Suppose we fit a curve with basis functions \(b_1(X) = I(0 \leq X \leq 2) - (X-1)I(1 \leq X \leq 2)\), \(B_2(X) = (X - 3) I(3 \leq X \leq 4) + I(4 < X \leq 5)\). We fit the linear regression model
\[Y = \beta_0 + \beta_1b_1(X) + \beta_2b_2(X) + \varepsilon\]
and obtain the coefficient estimates \(\hat \beta_0 = 1\), \(\hat \beta_1 = 1\), \(\hat \beta_2 = 3\). Sketch the estimated curve between \(X = -2\) and \(X = 2\). Note the intercepts, slopes and other relevant information.
Explain what happens to the bias/variance trade-off of our model estimates use regression splines.

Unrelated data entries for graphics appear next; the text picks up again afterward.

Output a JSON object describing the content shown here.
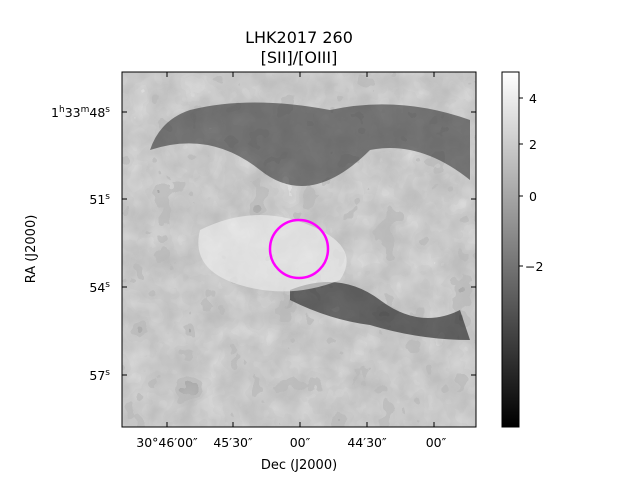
{
  "figure": {
    "title_line1": "LHK2017 260",
    "title_line2": "[SII]/[OIII]",
    "xlabel": "Dec (J2000)",
    "ylabel": "RA (J2000)",
    "x_ticks": [
      "30°46′00″",
      "45′30″",
      "00″",
      "44′30″",
      "00″"
    ],
    "y_ticks": [
      {
        "main": "1",
        "sup1": "h",
        "mid": "33",
        "sup2": "m",
        "end": "48",
        "sup3": "s"
      },
      {
        "main": "51",
        "sup": "s"
      },
      {
        "main": "54",
        "sup": "s"
      },
      {
        "main": "57",
        "sup": "s"
      }
    ],
    "colorbar": {
      "ticks": [
        "4",
        "2",
        "0",
        "−2"
      ],
      "colormap": "gray"
    },
    "aperture_color": "#ff00ff"
  }
}
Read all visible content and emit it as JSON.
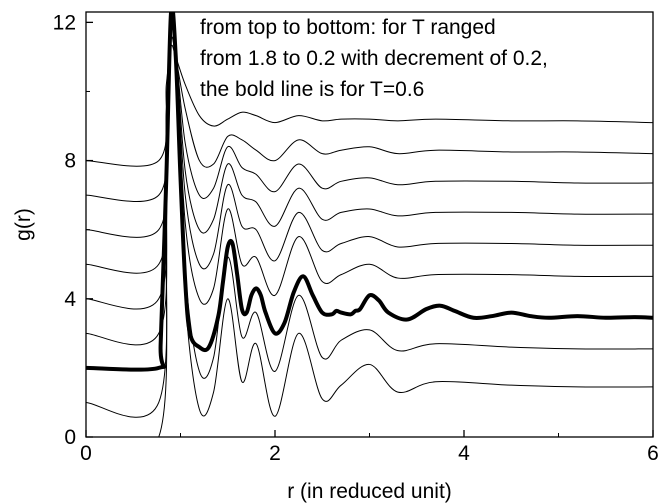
{
  "chart_data": {
    "type": "line",
    "title": "",
    "xlabel": "r (in reduced unit)",
    "ylabel": "g(r)",
    "xlim": [
      0,
      6
    ],
    "ylim": [
      0,
      12.3
    ],
    "xticks": [
      0,
      2,
      4,
      6
    ],
    "yticks": [
      0,
      4,
      8,
      12
    ],
    "grid": false,
    "legend": "none",
    "annotation": [
      "from top to bottom: for T ranged",
      "from 1.8 to 0.2 with decrement of 0.2,",
      "the bold line is for T=0.6"
    ],
    "series": [
      {
        "T": 1.8,
        "bold": false,
        "baseline": 8.0,
        "x": [
          0,
          0.77,
          0.85,
          0.9,
          0.95,
          1.05,
          1.2,
          1.35,
          1.5,
          1.65,
          1.8,
          2.0,
          2.25,
          2.5,
          2.7,
          3.0,
          3.3,
          3.7,
          4.5,
          5.2,
          6.0
        ],
        "y": [
          8.0,
          8.0,
          10.2,
          11.3,
          11.0,
          10.2,
          9.3,
          9.0,
          9.2,
          9.4,
          9.3,
          9.1,
          9.3,
          9.15,
          9.2,
          9.2,
          9.15,
          9.2,
          9.15,
          9.15,
          9.1
        ]
      },
      {
        "T": 1.6,
        "bold": false,
        "baseline": 7.0,
        "x": [
          0,
          0.77,
          0.85,
          0.9,
          0.95,
          1.05,
          1.2,
          1.35,
          1.5,
          1.65,
          1.8,
          2.0,
          2.25,
          2.5,
          2.7,
          3.0,
          3.3,
          3.7,
          4.5,
          5.2,
          6.0
        ],
        "y": [
          7.0,
          7.0,
          9.5,
          11.5,
          11.0,
          9.5,
          8.0,
          7.9,
          8.7,
          8.6,
          8.3,
          8.0,
          8.6,
          8.2,
          8.3,
          8.4,
          8.2,
          8.3,
          8.25,
          8.25,
          8.2
        ]
      },
      {
        "T": 1.4,
        "bold": false,
        "baseline": 6.0,
        "x": [
          0,
          0.77,
          0.85,
          0.9,
          0.95,
          1.05,
          1.2,
          1.35,
          1.5,
          1.65,
          1.8,
          2.0,
          2.25,
          2.5,
          2.7,
          3.0,
          3.3,
          3.7,
          4.5,
          5.2,
          6.0
        ],
        "y": [
          6.0,
          6.0,
          9.0,
          11.8,
          11.2,
          8.5,
          7.0,
          7.2,
          8.4,
          7.8,
          7.6,
          7.1,
          7.9,
          7.2,
          7.4,
          7.5,
          7.3,
          7.4,
          7.4,
          7.35,
          7.35
        ]
      },
      {
        "T": 1.2,
        "bold": false,
        "baseline": 5.0,
        "x": [
          0,
          0.77,
          0.85,
          0.9,
          0.95,
          1.05,
          1.2,
          1.35,
          1.5,
          1.65,
          1.8,
          2.0,
          2.25,
          2.5,
          2.7,
          3.0,
          3.3,
          3.7,
          4.5,
          5.2,
          6.0
        ],
        "y": [
          5.0,
          5.0,
          8.5,
          12.0,
          11.3,
          7.7,
          6.0,
          6.3,
          7.9,
          7.0,
          6.8,
          6.1,
          7.2,
          6.3,
          6.5,
          6.6,
          6.4,
          6.5,
          6.5,
          6.45,
          6.45
        ]
      },
      {
        "T": 1.0,
        "bold": false,
        "baseline": 4.0,
        "x": [
          0,
          0.77,
          0.85,
          0.9,
          0.95,
          1.05,
          1.2,
          1.35,
          1.5,
          1.65,
          1.8,
          2.0,
          2.25,
          2.5,
          2.7,
          3.0,
          3.3,
          3.7,
          4.5,
          5.2,
          6.0
        ],
        "y": [
          4.0,
          4.0,
          8.0,
          12.1,
          11.3,
          7.0,
          5.0,
          5.3,
          7.3,
          6.1,
          6.0,
          5.1,
          6.5,
          5.4,
          5.6,
          5.8,
          5.5,
          5.6,
          5.6,
          5.55,
          5.55
        ]
      },
      {
        "T": 0.8,
        "bold": false,
        "baseline": 3.0,
        "x": [
          0,
          0.77,
          0.85,
          0.9,
          0.95,
          1.05,
          1.2,
          1.35,
          1.5,
          1.65,
          1.8,
          2.0,
          2.25,
          2.5,
          2.7,
          3.0,
          3.3,
          3.7,
          4.5,
          5.2,
          6.0
        ],
        "y": [
          3.0,
          3.0,
          7.5,
          12.2,
          11.2,
          6.2,
          4.0,
          4.3,
          6.6,
          5.0,
          5.2,
          4.1,
          5.8,
          4.5,
          4.7,
          5.0,
          4.6,
          4.7,
          4.7,
          4.65,
          4.65
        ]
      },
      {
        "T": 0.6,
        "bold": true,
        "baseline": 2.0,
        "x": [
          0,
          0.77,
          0.79,
          0.85,
          0.9,
          0.95,
          1.0,
          1.05,
          1.1,
          1.2,
          1.3,
          1.4,
          1.45,
          1.5,
          1.55,
          1.6,
          1.65,
          1.7,
          1.75,
          1.8,
          1.85,
          1.9,
          2.0,
          2.1,
          2.2,
          2.3,
          2.4,
          2.5,
          2.6,
          2.65,
          2.7,
          2.8,
          2.85,
          2.9,
          3.0,
          3.1,
          3.2,
          3.4,
          3.6,
          3.75,
          3.9,
          4.1,
          4.3,
          4.5,
          4.7,
          4.9,
          5.2,
          5.5,
          5.8,
          6.0
        ],
        "y": [
          2.0,
          2.0,
          2.7,
          7.5,
          12.3,
          11.0,
          7.5,
          4.5,
          3.0,
          2.6,
          2.6,
          3.5,
          4.5,
          5.5,
          5.6,
          4.7,
          3.7,
          3.6,
          4.1,
          4.3,
          4.1,
          3.6,
          3.0,
          3.3,
          4.2,
          4.65,
          4.1,
          3.6,
          3.55,
          3.65,
          3.6,
          3.55,
          3.65,
          3.7,
          4.1,
          3.95,
          3.6,
          3.4,
          3.7,
          3.8,
          3.65,
          3.45,
          3.5,
          3.6,
          3.5,
          3.45,
          3.5,
          3.45,
          3.47,
          3.45
        ]
      },
      {
        "T": 0.4,
        "bold": false,
        "baseline": 1.0,
        "x": [
          0,
          0.77,
          0.85,
          0.9,
          0.95,
          1.05,
          1.2,
          1.35,
          1.5,
          1.65,
          1.8,
          2.0,
          2.25,
          2.5,
          2.7,
          3.0,
          3.3,
          3.7,
          4.5,
          5.2,
          6.0
        ],
        "y": [
          1.0,
          1.0,
          6.8,
          12.3,
          10.8,
          4.8,
          1.9,
          2.3,
          5.2,
          2.9,
          3.6,
          1.9,
          4.1,
          2.3,
          2.8,
          3.1,
          2.5,
          2.7,
          2.6,
          2.55,
          2.55
        ]
      },
      {
        "T": 0.2,
        "bold": false,
        "baseline": 0.0,
        "x": [
          0,
          0.77,
          0.85,
          0.9,
          0.95,
          1.05,
          1.2,
          1.35,
          1.5,
          1.65,
          1.8,
          2.0,
          2.25,
          2.5,
          2.7,
          3.0,
          3.3,
          3.7,
          4.5,
          5.2,
          6.0
        ],
        "y": [
          0.0,
          0.0,
          6.5,
          12.3,
          10.5,
          4.0,
          0.8,
          1.3,
          4.0,
          1.6,
          2.7,
          0.6,
          3.0,
          1.1,
          1.5,
          2.1,
          1.3,
          1.6,
          1.5,
          1.45,
          1.45
        ]
      }
    ]
  }
}
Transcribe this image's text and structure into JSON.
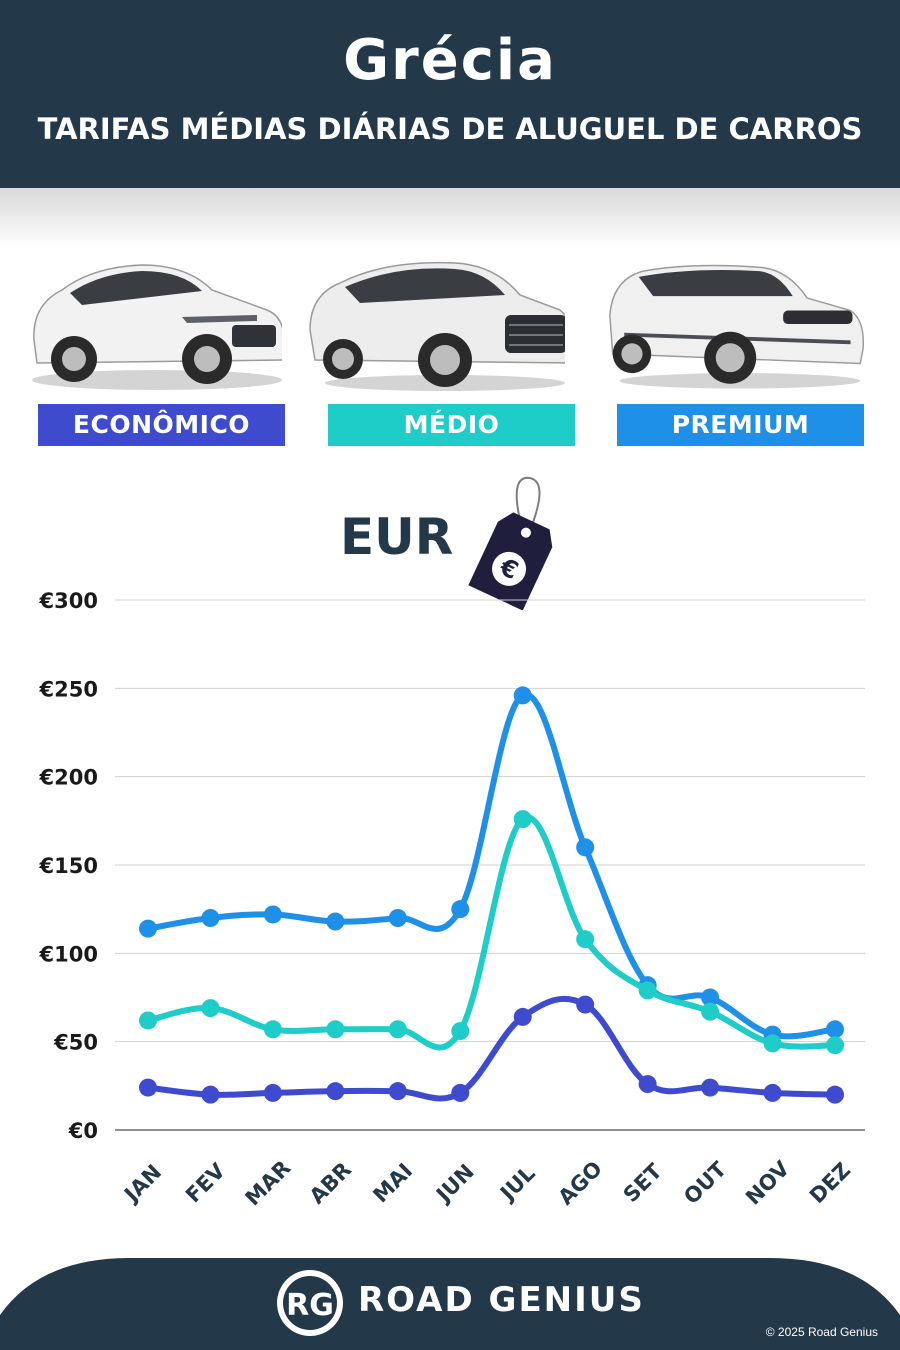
{
  "header": {
    "title": "Grécia",
    "subtitle": "TARIFAS MÉDIAS DIÁRIAS DE ALUGUEL DE CARROS"
  },
  "categories": [
    {
      "label": "ECONÔMICO",
      "color": "#3f4bce",
      "icon": "hatchback-car-icon"
    },
    {
      "label": "MÉDIO",
      "color": "#1ecdc8",
      "icon": "suv-car-icon"
    },
    {
      "label": "PREMIUM",
      "color": "#1e90e8",
      "icon": "luxury-suv-icon"
    }
  ],
  "currency": {
    "label": "EUR",
    "icon": "euro-price-tag-icon"
  },
  "chart_data": {
    "type": "line",
    "categories": [
      "JAN",
      "FEV",
      "MAR",
      "ABR",
      "MAI",
      "JUN",
      "JUL",
      "AGO",
      "SET",
      "OUT",
      "NOV",
      "DEZ"
    ],
    "series": [
      {
        "name": "PREMIUM",
        "color": "#1e90e8",
        "values": [
          114,
          120,
          122,
          118,
          120,
          125,
          246,
          160,
          82,
          75,
          54,
          57
        ]
      },
      {
        "name": "MÉDIO",
        "color": "#1ecdc8",
        "values": [
          62,
          69,
          57,
          57,
          57,
          56,
          176,
          108,
          79,
          67,
          49,
          48
        ]
      },
      {
        "name": "ECONÔMICO",
        "color": "#3f4bce",
        "values": [
          24,
          20,
          21,
          22,
          22,
          21,
          64,
          71,
          26,
          24,
          21,
          20
        ]
      }
    ],
    "ylim": [
      0,
      300
    ],
    "yticks": [
      0,
      50,
      100,
      150,
      200,
      250,
      300
    ],
    "ytick_labels": [
      "€0",
      "€50",
      "€100",
      "€150",
      "€200",
      "€250",
      "€300"
    ],
    "grid": true
  },
  "footer": {
    "logo_mark": "RG",
    "logo_text": "ROAD GENIUS",
    "copyright": "© 2025 Road Genius",
    "bg_color": "#233848"
  }
}
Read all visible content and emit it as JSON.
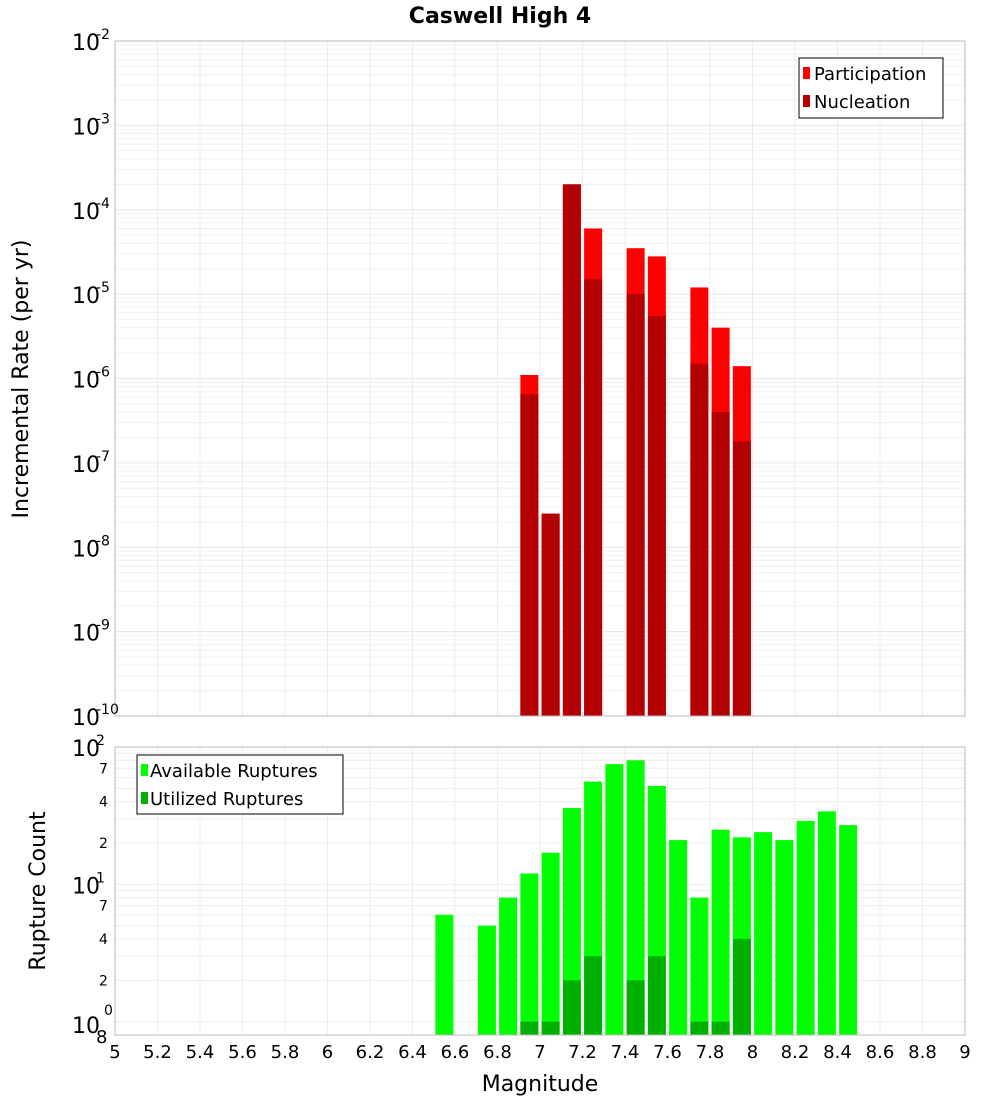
{
  "chart_data": [
    {
      "type": "bar",
      "title": "Caswell High 4",
      "xlabel": "",
      "ylabel": "Incremental Rate (per yr)",
      "yscale": "log",
      "ylim": [
        1e-10,
        0.01
      ],
      "xlim": [
        5,
        9
      ],
      "grid": true,
      "legend_position": "top-right",
      "series": [
        {
          "name": "Participation",
          "color": "#ff0000",
          "x": [
            6.95,
            7.05,
            7.15,
            7.25,
            7.45,
            7.55,
            7.75,
            7.85,
            7.95
          ],
          "values": [
            1.1e-06,
            2.5e-08,
            0.0002,
            6e-05,
            3.5e-05,
            2.8e-05,
            1.2e-05,
            4e-06,
            1.4e-06
          ]
        },
        {
          "name": "Nucleation",
          "color": "#b30000",
          "x": [
            6.95,
            7.05,
            7.15,
            7.25,
            7.45,
            7.55,
            7.75,
            7.85,
            7.95
          ],
          "values": [
            6.5e-07,
            2.5e-08,
            0.0002,
            1.5e-05,
            1e-05,
            5.5e-06,
            1.5e-06,
            4e-07,
            1.8e-07
          ]
        }
      ],
      "y_tick_labels": [
        {
          "base": "10",
          "exp": "-2"
        },
        {
          "base": "10",
          "exp": "-3"
        },
        {
          "base": "10",
          "exp": "-4"
        },
        {
          "base": "10",
          "exp": "-5"
        },
        {
          "base": "10",
          "exp": "-6"
        },
        {
          "base": "10",
          "exp": "-7"
        },
        {
          "base": "10",
          "exp": "-8"
        },
        {
          "base": "10",
          "exp": "-9"
        },
        {
          "base": "10",
          "exp": "-10"
        }
      ]
    },
    {
      "type": "bar",
      "title": "",
      "xlabel": "Magnitude",
      "ylabel": "Rupture Count",
      "yscale": "log",
      "ylim": [
        0.8,
        100
      ],
      "xlim": [
        5,
        9
      ],
      "grid": true,
      "legend_position": "top-left",
      "x_tick_labels": [
        "5",
        "5.2",
        "5.4",
        "5.6",
        "5.8",
        "6",
        "6.2",
        "6.4",
        "6.6",
        "6.8",
        "7",
        "7.2",
        "7.4",
        "7.6",
        "7.8",
        "8",
        "8.2",
        "8.4",
        "8.6",
        "8.8",
        "9"
      ],
      "series": [
        {
          "name": "Available Ruptures",
          "color": "#00ff00",
          "x": [
            6.55,
            6.75,
            6.85,
            6.95,
            7.05,
            7.15,
            7.25,
            7.35,
            7.45,
            7.55,
            7.65,
            7.75,
            7.85,
            7.95,
            8.05,
            8.15,
            8.25,
            8.35,
            8.45
          ],
          "values": [
            6,
            5,
            8,
            12,
            17,
            36,
            56,
            75,
            80,
            52,
            21,
            8,
            25,
            22,
            24,
            21,
            29,
            34,
            27
          ]
        },
        {
          "name": "Utilized Ruptures",
          "color": "#00b000",
          "x": [
            6.95,
            7.05,
            7.15,
            7.25,
            7.45,
            7.55,
            7.75,
            7.85,
            7.95
          ],
          "values": [
            1,
            1,
            2,
            3,
            2,
            3,
            1,
            1,
            4
          ]
        }
      ],
      "y_tick_labels": {
        "top": {
          "base": "10",
          "exp": "2"
        },
        "mid": {
          "base": "10",
          "exp": "1"
        },
        "bottom": {
          "base": "10",
          "exp": "0"
        },
        "bottom_extra": "8",
        "minor": [
          "7",
          "4",
          "2",
          "7",
          "4",
          "2"
        ]
      }
    }
  ]
}
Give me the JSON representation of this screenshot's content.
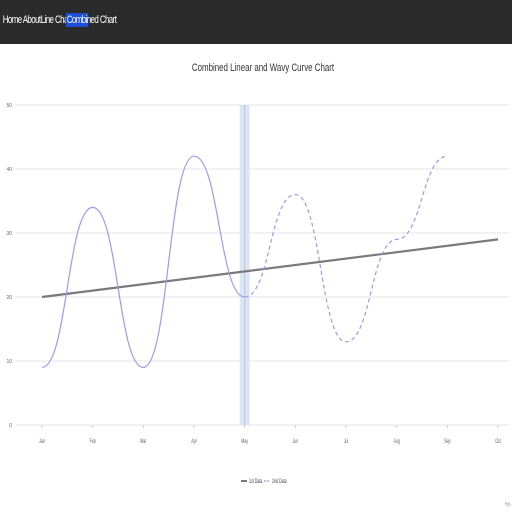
{
  "nav": {
    "items": [
      {
        "label": "Home"
      },
      {
        "label": "About"
      },
      {
        "label": "Line Chart"
      },
      {
        "label": "Combined Chart",
        "active": true
      }
    ],
    "active_color": "#1a4fd6",
    "bar_color": "#2b2b2b"
  },
  "chart_data": {
    "type": "line",
    "title": "Combined Linear and Wavy Curve Chart",
    "xlabel": "",
    "ylabel": "",
    "categories": [
      "Jan",
      "Feb",
      "Mar",
      "Apr",
      "May",
      "Jun",
      "Jul",
      "Aug",
      "Sep",
      "Oct"
    ],
    "ylim": [
      0,
      50
    ],
    "yticks": [
      "0",
      "10",
      "20",
      "30",
      "40",
      "50"
    ],
    "grid": true,
    "legend": "bottom",
    "series": [
      {
        "name": "1st Data",
        "style": "solid",
        "color": "#7a7a7a",
        "x": [
          "Jan",
          "Oct"
        ],
        "values": [
          20,
          29
        ]
      },
      {
        "name": "2nd Data",
        "style": "wavy",
        "color": "#9b9be8",
        "x": [
          "Jan",
          "Feb",
          "Mar",
          "Apr",
          "May",
          "Jun",
          "Jul",
          "Aug",
          "Sep"
        ],
        "values": [
          9,
          34,
          9,
          42,
          20,
          36,
          13,
          29,
          42
        ],
        "dashed_from": "May"
      }
    ],
    "highlight_category": "May",
    "corner_note": "Hjs"
  }
}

Draw an example (of your own invention) of a partition of two-dimensional feature space that could result from recursive binary splitting. Your example should contain at least six regions. Draw a decision tree corresponding to this partition. Be sure to label all aspects of your figures, including regions \(R_1, R_2, ...\), the cut points \(t_1, t_2, ...\), and so forth.
Provide a detailed explanation of the algorithm that is used to fit a regression tree.
Explain the difference between bagging, boosting, and random forests.
You will be using the Boston data found here. The response is medv
and the remaining variables are predictors.
Do test-training split as usual, and fit a random forest model or boosted tree (your choice) and a linear regression model.
The random forest or boosted tree model has a selection of hyper-parameters that you can tune to improve performance. Perform hyperparameter tuning using k-fold cross-validation to find a model with good predictive power. How does this model compare to the linear regression model?